If I am late in taking the matter up, my excuse is that the separate reprint which the author had the impudence to address to me did not disclose the whereabouts of your existence, the knowledge of which has been slow in reaching me because of the distance from the scene. At last a far-away friend has sent me the January number of your AJ of S.
Well, here goes:
It is not true that “philosophical anarchism was an American phenomenon propounded” by me under the influence of Proudhon’s writings. I got the idea before I ever heard of it under the name of philosophical anarchism, receiving it first from Josiah Warren, an American who abominated Proudhon through not understanding him. Afterwards I learned of Proudhon, though I was already largely a Proudhonian without knowing it. My first real knowledge of him came from Wm. B. Greene, an American disciple who had known him in Paris.
It is not true that I “founded Liberty in 1882.” The first number bears the date of August 6, 1881.
It is not true that I “was a pacifist and advocated an absence of all compulsions.” I believed in compelling all invaders to let me alone.
It is not true that I held all coercion was immoral.
It is not true that I was “of New Bedford” in the sense of being a native of that city. I was born in Dartmouth , Massachusetts. New Bedford is simply one of numerous places in which I have resided.
It is not true that I was the son of a banker. My father was a whaling outfitter, and afterwards a wholesale and retail grocer. He had nothing to do with banking except as depositor and, perhaps, occasional borrower.
It is not true that I “planned to make civil engineering my profession.” Nor did my parents plan anything of the kind. I never entertained such an idea for a moment.
It is not true that I “attended the Boston Polytechnical Institute.” In fact, I never even heard of it. I did attend the Massachusetts Institute of Technology, but for three years, – not two only.
It is not true that I “seldom attended plays or concerts.” I attended hundreds of them, speaking literally.
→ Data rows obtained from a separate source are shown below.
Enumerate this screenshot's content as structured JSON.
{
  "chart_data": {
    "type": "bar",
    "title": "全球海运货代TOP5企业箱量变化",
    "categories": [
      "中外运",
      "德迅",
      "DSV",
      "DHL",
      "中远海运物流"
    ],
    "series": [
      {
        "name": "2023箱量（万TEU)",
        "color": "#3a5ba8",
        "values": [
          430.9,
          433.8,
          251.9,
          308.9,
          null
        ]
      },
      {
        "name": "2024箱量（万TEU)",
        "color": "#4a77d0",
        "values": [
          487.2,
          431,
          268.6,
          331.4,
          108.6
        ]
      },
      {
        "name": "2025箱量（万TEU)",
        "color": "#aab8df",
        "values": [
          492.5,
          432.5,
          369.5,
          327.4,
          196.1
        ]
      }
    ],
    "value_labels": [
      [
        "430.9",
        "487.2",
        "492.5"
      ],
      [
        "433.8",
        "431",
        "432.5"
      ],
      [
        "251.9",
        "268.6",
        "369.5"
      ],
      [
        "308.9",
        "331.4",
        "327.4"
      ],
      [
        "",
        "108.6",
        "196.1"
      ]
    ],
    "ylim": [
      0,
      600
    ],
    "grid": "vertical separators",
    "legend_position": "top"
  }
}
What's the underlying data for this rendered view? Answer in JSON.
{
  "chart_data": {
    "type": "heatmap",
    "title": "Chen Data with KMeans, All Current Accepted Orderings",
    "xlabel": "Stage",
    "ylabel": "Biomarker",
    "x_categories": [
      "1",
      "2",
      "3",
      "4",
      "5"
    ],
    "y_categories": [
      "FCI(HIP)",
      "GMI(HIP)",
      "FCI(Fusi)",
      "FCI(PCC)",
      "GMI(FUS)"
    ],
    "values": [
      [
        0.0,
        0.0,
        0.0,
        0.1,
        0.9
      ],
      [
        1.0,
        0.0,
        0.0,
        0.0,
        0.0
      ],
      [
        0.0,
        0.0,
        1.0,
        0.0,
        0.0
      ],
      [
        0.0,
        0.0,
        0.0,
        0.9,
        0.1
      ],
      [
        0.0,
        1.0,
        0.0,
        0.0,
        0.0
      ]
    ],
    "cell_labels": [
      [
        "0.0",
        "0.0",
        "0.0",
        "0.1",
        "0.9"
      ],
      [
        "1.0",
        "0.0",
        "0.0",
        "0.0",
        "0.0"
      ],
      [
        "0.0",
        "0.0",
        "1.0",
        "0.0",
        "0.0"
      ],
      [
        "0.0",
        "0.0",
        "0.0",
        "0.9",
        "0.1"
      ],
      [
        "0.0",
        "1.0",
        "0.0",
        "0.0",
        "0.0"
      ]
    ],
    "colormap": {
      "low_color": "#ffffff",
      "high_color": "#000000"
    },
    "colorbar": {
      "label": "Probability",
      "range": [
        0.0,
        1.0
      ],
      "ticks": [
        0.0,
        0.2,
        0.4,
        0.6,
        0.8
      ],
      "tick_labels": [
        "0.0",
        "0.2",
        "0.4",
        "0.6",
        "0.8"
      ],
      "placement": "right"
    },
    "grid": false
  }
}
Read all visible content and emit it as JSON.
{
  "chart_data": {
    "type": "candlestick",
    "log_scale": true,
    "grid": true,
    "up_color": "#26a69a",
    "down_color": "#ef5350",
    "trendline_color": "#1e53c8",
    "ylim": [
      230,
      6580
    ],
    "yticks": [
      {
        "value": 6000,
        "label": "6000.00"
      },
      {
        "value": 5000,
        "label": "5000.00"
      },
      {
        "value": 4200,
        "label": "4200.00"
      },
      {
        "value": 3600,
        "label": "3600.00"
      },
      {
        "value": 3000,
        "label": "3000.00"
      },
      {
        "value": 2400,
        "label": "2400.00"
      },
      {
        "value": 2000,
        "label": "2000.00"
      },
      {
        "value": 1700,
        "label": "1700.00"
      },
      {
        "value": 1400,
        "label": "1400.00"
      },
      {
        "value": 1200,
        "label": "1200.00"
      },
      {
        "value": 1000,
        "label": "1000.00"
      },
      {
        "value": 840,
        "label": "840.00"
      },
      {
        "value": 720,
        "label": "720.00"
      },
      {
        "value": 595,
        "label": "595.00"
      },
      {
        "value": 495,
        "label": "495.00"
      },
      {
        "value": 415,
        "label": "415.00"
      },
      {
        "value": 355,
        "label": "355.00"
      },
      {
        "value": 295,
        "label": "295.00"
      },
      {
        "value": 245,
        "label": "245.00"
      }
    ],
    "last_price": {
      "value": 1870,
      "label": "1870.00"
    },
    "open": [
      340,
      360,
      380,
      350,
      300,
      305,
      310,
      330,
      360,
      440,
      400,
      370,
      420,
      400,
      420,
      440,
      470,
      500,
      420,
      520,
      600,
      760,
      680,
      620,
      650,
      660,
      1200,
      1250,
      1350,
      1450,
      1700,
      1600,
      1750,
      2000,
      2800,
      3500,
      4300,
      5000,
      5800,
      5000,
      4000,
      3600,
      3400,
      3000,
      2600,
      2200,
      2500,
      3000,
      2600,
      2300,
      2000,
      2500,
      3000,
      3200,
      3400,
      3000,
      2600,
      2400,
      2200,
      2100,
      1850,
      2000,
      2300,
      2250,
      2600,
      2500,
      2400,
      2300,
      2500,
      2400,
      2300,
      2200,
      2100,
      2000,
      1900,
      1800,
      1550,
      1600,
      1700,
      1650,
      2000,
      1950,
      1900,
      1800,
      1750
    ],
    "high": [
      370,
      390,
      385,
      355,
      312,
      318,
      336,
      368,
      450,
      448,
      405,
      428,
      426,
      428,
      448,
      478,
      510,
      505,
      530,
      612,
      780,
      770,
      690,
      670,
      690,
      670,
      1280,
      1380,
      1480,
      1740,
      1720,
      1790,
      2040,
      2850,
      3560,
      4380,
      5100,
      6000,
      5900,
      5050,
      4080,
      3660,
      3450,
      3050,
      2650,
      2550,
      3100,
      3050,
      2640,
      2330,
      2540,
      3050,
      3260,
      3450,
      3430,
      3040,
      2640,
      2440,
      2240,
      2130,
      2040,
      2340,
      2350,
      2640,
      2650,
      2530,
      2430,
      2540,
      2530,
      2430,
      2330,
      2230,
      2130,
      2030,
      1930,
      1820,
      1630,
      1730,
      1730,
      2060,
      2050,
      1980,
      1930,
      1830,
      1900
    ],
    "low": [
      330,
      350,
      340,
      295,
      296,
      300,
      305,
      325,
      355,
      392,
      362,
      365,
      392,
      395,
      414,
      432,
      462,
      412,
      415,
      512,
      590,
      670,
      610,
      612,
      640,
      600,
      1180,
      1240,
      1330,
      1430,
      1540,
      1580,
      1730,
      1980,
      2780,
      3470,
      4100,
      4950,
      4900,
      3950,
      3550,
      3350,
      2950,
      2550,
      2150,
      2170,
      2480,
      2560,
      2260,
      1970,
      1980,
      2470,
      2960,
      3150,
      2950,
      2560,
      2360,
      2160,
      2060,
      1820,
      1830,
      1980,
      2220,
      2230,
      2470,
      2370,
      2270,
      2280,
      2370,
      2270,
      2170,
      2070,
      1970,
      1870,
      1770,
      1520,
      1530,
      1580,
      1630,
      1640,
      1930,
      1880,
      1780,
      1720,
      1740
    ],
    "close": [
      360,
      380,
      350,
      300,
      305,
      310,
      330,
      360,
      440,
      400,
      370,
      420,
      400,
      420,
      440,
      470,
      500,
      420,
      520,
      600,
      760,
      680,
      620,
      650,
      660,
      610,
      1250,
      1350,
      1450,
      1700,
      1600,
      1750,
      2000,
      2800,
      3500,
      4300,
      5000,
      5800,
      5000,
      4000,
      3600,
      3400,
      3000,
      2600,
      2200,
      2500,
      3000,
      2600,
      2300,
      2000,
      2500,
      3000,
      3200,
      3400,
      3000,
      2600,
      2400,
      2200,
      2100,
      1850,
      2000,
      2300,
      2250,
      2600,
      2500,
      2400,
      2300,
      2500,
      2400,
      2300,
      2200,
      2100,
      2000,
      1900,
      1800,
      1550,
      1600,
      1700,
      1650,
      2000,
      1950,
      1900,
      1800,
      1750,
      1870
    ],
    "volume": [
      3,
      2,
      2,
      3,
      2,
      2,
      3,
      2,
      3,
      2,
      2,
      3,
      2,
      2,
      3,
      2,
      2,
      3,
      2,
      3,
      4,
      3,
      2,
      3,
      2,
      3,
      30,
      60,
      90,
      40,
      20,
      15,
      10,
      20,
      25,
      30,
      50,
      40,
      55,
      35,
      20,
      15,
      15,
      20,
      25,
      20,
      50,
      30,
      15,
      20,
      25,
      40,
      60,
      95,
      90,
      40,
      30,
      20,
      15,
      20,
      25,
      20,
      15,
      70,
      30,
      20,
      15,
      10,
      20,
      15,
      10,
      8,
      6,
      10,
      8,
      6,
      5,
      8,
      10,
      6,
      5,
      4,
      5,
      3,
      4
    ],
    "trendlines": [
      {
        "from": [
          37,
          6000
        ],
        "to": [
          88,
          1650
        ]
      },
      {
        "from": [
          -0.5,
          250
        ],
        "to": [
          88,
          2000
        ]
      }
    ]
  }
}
In many instances, even, I attended them as professional critic.
It is not true that I continued to publish Liberty till 1910. The last issue bore date of February, 1908, and its whole number was 403.
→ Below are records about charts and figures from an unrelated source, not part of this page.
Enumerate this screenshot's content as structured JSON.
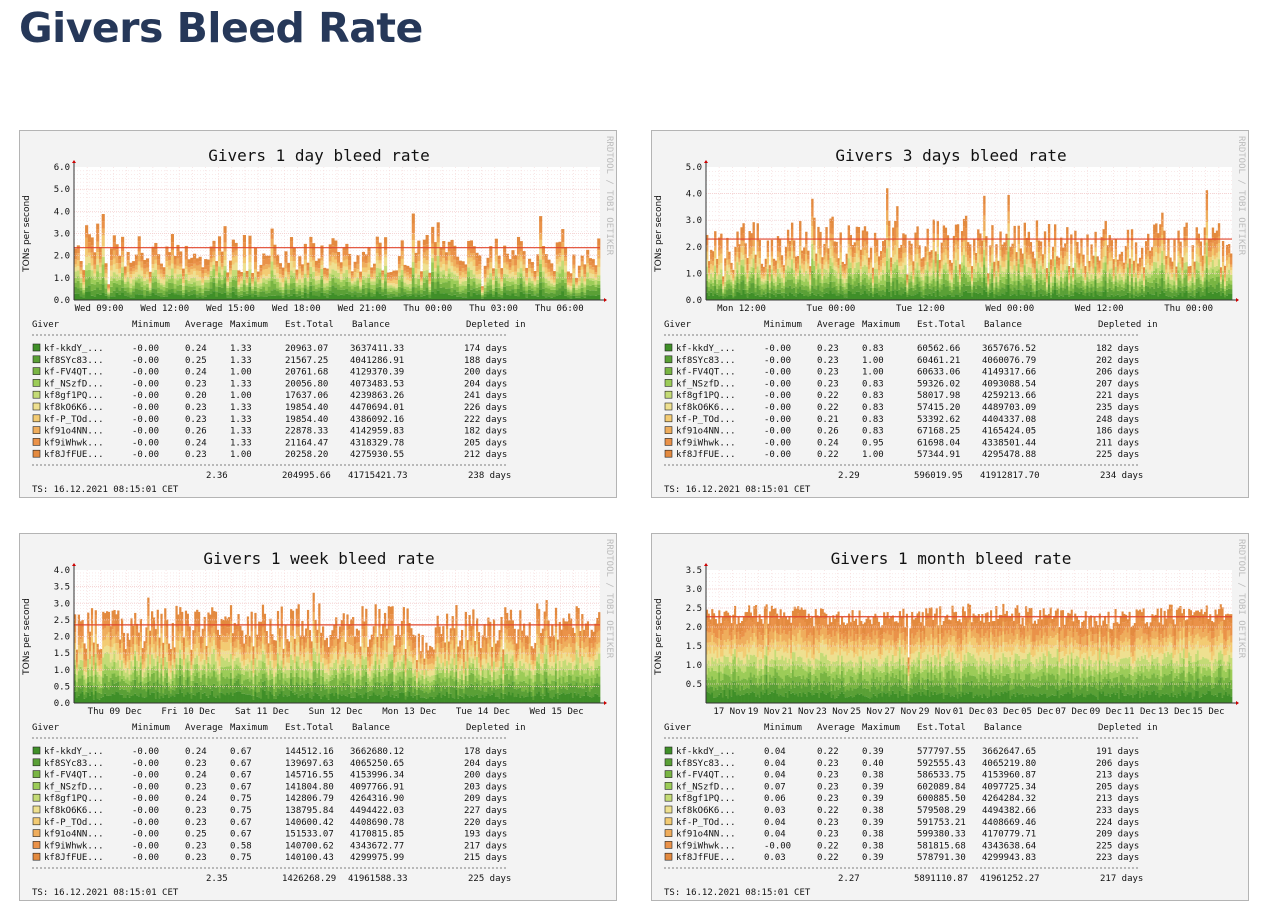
{
  "page": {
    "title": "Givers Bleed Rate"
  },
  "colors": {
    "threshold_line": "#e0452c",
    "grid": "#f2c9c9",
    "background": "#f3f3f3",
    "plot_bg": "#ffffff",
    "gradient": [
      "#3f8f28",
      "#5aa036",
      "#79b543",
      "#9ccc58",
      "#c4db76",
      "#eee090",
      "#f3cb73",
      "#efad5c",
      "#ea9249",
      "#e38a3f"
    ]
  },
  "watermark": "RRDTOOL / TOBI OETIKER",
  "charts": [
    {
      "title": "Givers 1 day bleed rate",
      "ylabel": "TONs per second",
      "chart_data": {
        "type": "area",
        "title": "Givers 1 day bleed rate",
        "ylabel": "TONs per second",
        "ylim": [
          0,
          6
        ],
        "ytick_labels": [
          "0.0",
          "1.0",
          "2.0",
          "3.0",
          "4.0",
          "5.0",
          "6.0"
        ],
        "ytick_values": [
          0,
          1,
          2,
          3,
          4,
          5,
          6
        ],
        "xtick_labels": [
          "Wed 09:00",
          "Wed 12:00",
          "Wed 15:00",
          "Wed 18:00",
          "Wed 21:00",
          "Thu 00:00",
          "Thu 03:00",
          "Thu 06:00"
        ],
        "xtick_frac": [
          0.0,
          0.125,
          0.25,
          0.375,
          0.5,
          0.625,
          0.75,
          0.875
        ],
        "threshold": 2.36,
        "stacked_series": 10,
        "bar_count": 190,
        "grid": true
      },
      "table": {
        "headers": [
          "Giver",
          "Minimum",
          "Average",
          "Maximum",
          "Est.Total",
          "Balance",
          "Depleted in"
        ],
        "rows": [
          [
            "kf-kkdY_...",
            "-0.00",
            "0.24",
            "1.33",
            "20963.07",
            "3637411.33",
            "174 days"
          ],
          [
            "kf8SYc83...",
            "-0.00",
            "0.25",
            "1.33",
            "21567.25",
            "4041286.91",
            "188 days"
          ],
          [
            "kf-FV4QT...",
            "-0.00",
            "0.24",
            "1.00",
            "20761.68",
            "4129370.39",
            "200 days"
          ],
          [
            "kf_NSzfD...",
            "-0.00",
            "0.23",
            "1.33",
            "20056.80",
            "4073483.53",
            "204 days"
          ],
          [
            "kf8gf1PQ...",
            "-0.00",
            "0.20",
            "1.00",
            "17637.06",
            "4239863.26",
            "241 days"
          ],
          [
            "kf8kO6K6...",
            "-0.00",
            "0.23",
            "1.33",
            "19854.40",
            "4470694.01",
            "226 days"
          ],
          [
            "kf-P_TOd...",
            "-0.00",
            "0.23",
            "1.33",
            "19854.40",
            "4386092.16",
            "222 days"
          ],
          [
            "kf91o4NN...",
            "-0.00",
            "0.26",
            "1.33",
            "22878.33",
            "4142959.83",
            "182 days"
          ],
          [
            "kf9iWhwk...",
            "-0.00",
            "0.24",
            "1.33",
            "21164.47",
            "4318329.78",
            "205 days"
          ],
          [
            "kf8JfFUE...",
            "-0.00",
            "0.23",
            "1.00",
            "20258.20",
            "4275930.55",
            "212 days"
          ]
        ],
        "total": {
          "average": "2.36",
          "est_total": "204995.66",
          "balance": "41715421.73",
          "depleted": "238 days"
        }
      },
      "timestamp": "TS: 16.12.2021 08:15:01 CET"
    },
    {
      "title": "Givers 3 days bleed rate",
      "ylabel": "TONs per second",
      "chart_data": {
        "type": "area",
        "title": "Givers 3 days bleed rate",
        "ylabel": "TONs per second",
        "ylim": [
          0,
          5
        ],
        "ytick_labels": [
          "0.0",
          "1.0",
          "2.0",
          "3.0",
          "4.0",
          "5.0"
        ],
        "ytick_values": [
          0,
          1,
          2,
          3,
          4,
          5
        ],
        "xtick_labels": [
          "Mon 12:00",
          "Tue 00:00",
          "Tue 12:00",
          "Wed 00:00",
          "Wed 12:00",
          "Thu 00:00"
        ],
        "xtick_frac": [
          0.02,
          0.19,
          0.36,
          0.53,
          0.7,
          0.87
        ],
        "threshold": 2.29,
        "stacked_series": 10,
        "bar_count": 260,
        "grid": true
      },
      "table": {
        "headers": [
          "Giver",
          "Minimum",
          "Average",
          "Maximum",
          "Est.Total",
          "Balance",
          "Depleted in"
        ],
        "rows": [
          [
            "kf-kkdY_...",
            "-0.00",
            "0.23",
            "0.83",
            "60562.66",
            "3657676.52",
            "182 days"
          ],
          [
            "kf8SYc83...",
            "-0.00",
            "0.23",
            "1.00",
            "60461.21",
            "4060076.79",
            "202 days"
          ],
          [
            "kf-FV4QT...",
            "-0.00",
            "0.23",
            "1.00",
            "60633.06",
            "4149317.66",
            "206 days"
          ],
          [
            "kf_NSzfD...",
            "-0.00",
            "0.23",
            "0.83",
            "59326.02",
            "4093088.54",
            "207 days"
          ],
          [
            "kf8gf1PQ...",
            "-0.00",
            "0.22",
            "0.83",
            "58017.98",
            "4259213.66",
            "221 days"
          ],
          [
            "kf8kO6K6...",
            "-0.00",
            "0.22",
            "0.83",
            "57415.20",
            "4489703.09",
            "235 days"
          ],
          [
            "kf-P_TOd...",
            "-0.00",
            "0.21",
            "0.83",
            "53392.62",
            "4404337.08",
            "248 days"
          ],
          [
            "kf91o4NN...",
            "-0.00",
            "0.26",
            "0.83",
            "67168.25",
            "4165424.05",
            "186 days"
          ],
          [
            "kf9iWhwk...",
            "-0.00",
            "0.24",
            "0.95",
            "61698.04",
            "4338501.44",
            "211 days"
          ],
          [
            "kf8JfFUE...",
            "-0.00",
            "0.22",
            "1.00",
            "57344.91",
            "4295478.88",
            "225 days"
          ]
        ],
        "total": {
          "average": "2.29",
          "est_total": "596019.95",
          "balance": "41912817.70",
          "depleted": "234 days"
        }
      },
      "timestamp": "TS: 16.12.2021 08:15:01 CET"
    },
    {
      "title": "Givers 1 week bleed rate",
      "ylabel": "TONs per second",
      "chart_data": {
        "type": "area",
        "title": "Givers 1 week bleed rate",
        "ylabel": "TONs per second",
        "ylim": [
          0,
          4
        ],
        "ytick_labels": [
          "0.0",
          "0.5",
          "1.0",
          "1.5",
          "2.0",
          "2.5",
          "3.0",
          "3.5",
          "4.0"
        ],
        "ytick_values": [
          0,
          0.5,
          1,
          1.5,
          2,
          2.5,
          3,
          3.5,
          4
        ],
        "xtick_labels": [
          "Thu 09 Dec",
          "Fri 10 Dec",
          "Sat 11 Dec",
          "Sun 12 Dec",
          "Mon 13 Dec",
          "Tue 14 Dec",
          "Wed 15 Dec"
        ],
        "xtick_frac": [
          0.03,
          0.17,
          0.31,
          0.45,
          0.59,
          0.73,
          0.87
        ],
        "threshold": 2.35,
        "stacked_series": 10,
        "bar_count": 280,
        "grid": true
      },
      "table": {
        "headers": [
          "Giver",
          "Minimum",
          "Average",
          "Maximum",
          "Est.Total",
          "Balance",
          "Depleted in"
        ],
        "rows": [
          [
            "kf-kkdY_...",
            "-0.00",
            "0.24",
            "0.67",
            "144512.16",
            "3662680.12",
            "178 days"
          ],
          [
            "kf8SYc83...",
            "-0.00",
            "0.23",
            "0.67",
            "139697.63",
            "4065250.65",
            "204 days"
          ],
          [
            "kf-FV4QT...",
            "-0.00",
            "0.24",
            "0.67",
            "145716.55",
            "4153996.34",
            "200 days"
          ],
          [
            "kf_NSzfD...",
            "-0.00",
            "0.23",
            "0.67",
            "141804.80",
            "4097766.91",
            "203 days"
          ],
          [
            "kf8gf1PQ...",
            "-0.00",
            "0.24",
            "0.75",
            "142806.79",
            "4264316.90",
            "209 days"
          ],
          [
            "kf8kO6K6...",
            "-0.00",
            "0.23",
            "0.75",
            "138795.84",
            "4494422.03",
            "227 days"
          ],
          [
            "kf-P_TOd...",
            "-0.00",
            "0.23",
            "0.67",
            "140600.42",
            "4408690.78",
            "220 days"
          ],
          [
            "kf91o4NN...",
            "-0.00",
            "0.25",
            "0.67",
            "151533.07",
            "4170815.85",
            "193 days"
          ],
          [
            "kf9iWhwk...",
            "-0.00",
            "0.23",
            "0.58",
            "140700.62",
            "4343672.77",
            "217 days"
          ],
          [
            "kf8JfFUE...",
            "-0.00",
            "0.23",
            "0.75",
            "140100.43",
            "4299975.99",
            "215 days"
          ]
        ],
        "total": {
          "average": "2.35",
          "est_total": "1426268.29",
          "balance": "41961588.33",
          "depleted": "225 days"
        }
      },
      "timestamp": "TS: 16.12.2021 08:15:01 CET"
    },
    {
      "title": "Givers 1 month bleed rate",
      "ylabel": "TONs per second",
      "chart_data": {
        "type": "area",
        "title": "Givers 1 month bleed rate",
        "ylabel": "TONs per second",
        "ylim": [
          0,
          3.5
        ],
        "ytick_labels": [
          "0.5",
          "1.0",
          "1.5",
          "2.0",
          "2.5",
          "3.0",
          "3.5"
        ],
        "ytick_values": [
          0.5,
          1,
          1.5,
          2,
          2.5,
          3,
          3.5
        ],
        "xtick_labels": [
          "17 Nov",
          "19 Nov",
          "21 Nov",
          "23 Nov",
          "25 Nov",
          "27 Nov",
          "29 Nov",
          "01 Dec",
          "03 Dec",
          "05 Dec",
          "07 Dec",
          "09 Dec",
          "11 Dec",
          "13 Dec",
          "15 Dec"
        ],
        "xtick_frac": [
          0.045,
          0.11,
          0.175,
          0.24,
          0.305,
          0.37,
          0.435,
          0.5,
          0.565,
          0.63,
          0.695,
          0.76,
          0.825,
          0.89,
          0.955
        ],
        "threshold": 2.27,
        "stacked_series": 10,
        "bar_count": 300,
        "grid": true
      },
      "table": {
        "headers": [
          "Giver",
          "Minimum",
          "Average",
          "Maximum",
          "Est.Total",
          "Balance",
          "Depleted in"
        ],
        "rows": [
          [
            "kf-kkdY_...",
            "0.04",
            "0.22",
            "0.39",
            "577797.55",
            "3662647.65",
            "191 days"
          ],
          [
            "kf8SYc83...",
            "0.04",
            "0.23",
            "0.40",
            "592555.43",
            "4065219.80",
            "206 days"
          ],
          [
            "kf-FV4QT...",
            "0.04",
            "0.23",
            "0.38",
            "586533.75",
            "4153960.87",
            "213 days"
          ],
          [
            "kf_NSzfD...",
            "0.07",
            "0.23",
            "0.39",
            "602089.84",
            "4097725.34",
            "205 days"
          ],
          [
            "kf8gf1PQ...",
            "0.06",
            "0.23",
            "0.39",
            "600885.50",
            "4264284.32",
            "213 days"
          ],
          [
            "kf8kO6K6...",
            "0.03",
            "0.22",
            "0.38",
            "579508.29",
            "4494382.66",
            "233 days"
          ],
          [
            "kf-P_TOd...",
            "0.04",
            "0.23",
            "0.39",
            "591753.21",
            "4408669.46",
            "224 days"
          ],
          [
            "kf91o4NN...",
            "0.04",
            "0.23",
            "0.38",
            "599380.33",
            "4170779.71",
            "209 days"
          ],
          [
            "kf9iWhwk...",
            "-0.00",
            "0.22",
            "0.38",
            "581815.68",
            "4343638.64",
            "225 days"
          ],
          [
            "kf8JfFUE...",
            "0.03",
            "0.22",
            "0.39",
            "578791.30",
            "4299943.83",
            "223 days"
          ]
        ],
        "total": {
          "average": "2.27",
          "est_total": "5891110.87",
          "balance": "41961252.27",
          "depleted": "217 days"
        }
      },
      "timestamp": "TS: 16.12.2021 08:15:01 CET"
    }
  ]
}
It is not strictly true that I “practiced the gospel of simple living.” I was always an epicure and even a gourmand to the extent that I could afford, and sometimes to an extent that I could not afford.
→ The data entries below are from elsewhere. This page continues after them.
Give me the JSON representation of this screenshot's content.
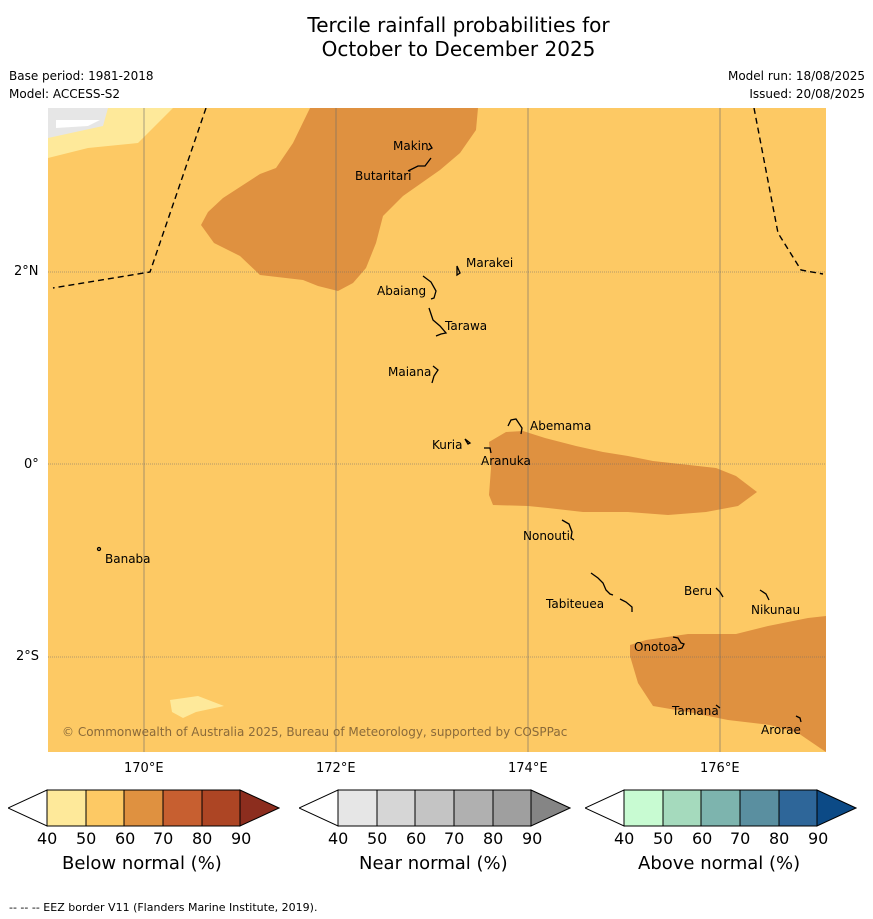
{
  "title_line1": "Tercile rainfall probabilities for",
  "title_line2": "October to December 2025",
  "base_period": "Base period: 1981-2018",
  "model": "Model: ACCESS-S2",
  "model_run": "Model run: 18/08/2025",
  "issued": "Issued: 20/08/2025",
  "lat_labels": [
    "2°N",
    "0°",
    "2°S"
  ],
  "lon_labels": [
    "170°E",
    "172°E",
    "174°E",
    "176°E"
  ],
  "islands": [
    "Makin",
    "Butaritari",
    "Marakei",
    "Abaiang",
    "Tarawa",
    "Maiana",
    "Abemama",
    "Kuria",
    "Aranuka",
    "Banaba",
    "Nonouti",
    "Beru",
    "Nikunau",
    "Tabiteuea",
    "Onotoa",
    "Tamana",
    "Arorae"
  ],
  "copyright": "© Commonwealth of Australia 2025, Bureau of Meteorology, supported by COSPPac",
  "colorbars": [
    {
      "title": "Below normal (%)",
      "ticks": [
        "40",
        "50",
        "60",
        "70",
        "80",
        "90"
      ],
      "colors": [
        "#ffffff",
        "#fee99a",
        "#fdc964",
        "#df9140",
        "#c75f30",
        "#ad4524",
        "#8c2d1e"
      ]
    },
    {
      "title": "Near normal (%)",
      "ticks": [
        "40",
        "50",
        "60",
        "70",
        "80",
        "90"
      ],
      "colors": [
        "#ffffff",
        "#e6e6e6",
        "#d6d6d6",
        "#c4c4c4",
        "#b0b0b0",
        "#9f9f9f",
        "#858585"
      ]
    },
    {
      "title": "Above normal (%)",
      "ticks": [
        "40",
        "50",
        "60",
        "70",
        "80",
        "90"
      ],
      "colors": [
        "#ffffff",
        "#c8fbd2",
        "#a5dabd",
        "#7db4ae",
        "#5a8fa0",
        "#2e6699",
        "#0c4a86"
      ]
    }
  ],
  "footer": "--  --  -- EEZ border V11 (Flanders Marine Institute, 2019).",
  "map_colors": {
    "base": "#fdc964",
    "light": "#fee99a",
    "mid": "#df9140",
    "near_normal": "#e6e6e6"
  }
}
It is not strictly true that I “had few, if any, intimate friends,” or that I “was reserved, cold, aloof in all” my “personal relations.” Here the false insinuations are conveyed by the words “if any” and “all”
It is not strictly true that I am a “poor speaker.” The words need qualification. As an extemporaneous speaker I am indeed a wretched failure. But with manuscript in hand my delivery is excellent. of the truth of this statement I can produce convincing evidence.
It is not true that during my connection with the Boston Globe my “duties were limited to the re-writing and editing of news items and report.” In fact, on numerous occasions I was in complete command of the entire establishment, from editorial room to press room, between the hours of 11 p.m. and 4 a.m. It is true, however, that I never wrote any original matter that was not in accord with my own convictions.
It is not true that the publisher of the Globe was not afraid of philosophical anarchism. Although my well-known essay, “State Socialism and Anarchism,” was written in obedience to his order, he promptly rejected it through fear, very luckily for me.
But enough! It remains only to add that Victor Yarros, who now parades in the role of a mere observer, was for years a most active participant in anarchistic propagandism, – a fact which he is now careful to conceal. I once admired him; I now despise him. In my judgment this fact should be made known to your readers.
Benjamin R. Tucker
P.S. I find that I have omitted one count of my indictment. It is not true that I was introduced to Stirner’s famous book “Der Einzige und sein Eigentum” by John Henry Mackay. I first heard of it from a man whom I met only once, and whose name I have forgotten. He was An American who had studied in Vienna, I believe. His account interested me, and I at once ordered a copy of the book. Not reading German myself, I sent the volume to Dr James L. Walker, editorial writer for the Galveston News. Then it transpired that his views and Stirner’s coincided almost exactly, and, as a result of his reading of the book, a fierce discussion ensued in the columns of Liberty, in the course of which I lost the support of some of my most valued co-workers. All this occurred many months before my first communications with John Henry Mackay. I believe it to be true, however, that Mackay did not owe to Liberty his first acquaintance with Stirner’s famous book.
Note appended to the original:
“Every man should die at the age of 40,” said Victor Yarros when he was about 22. That was his excuse.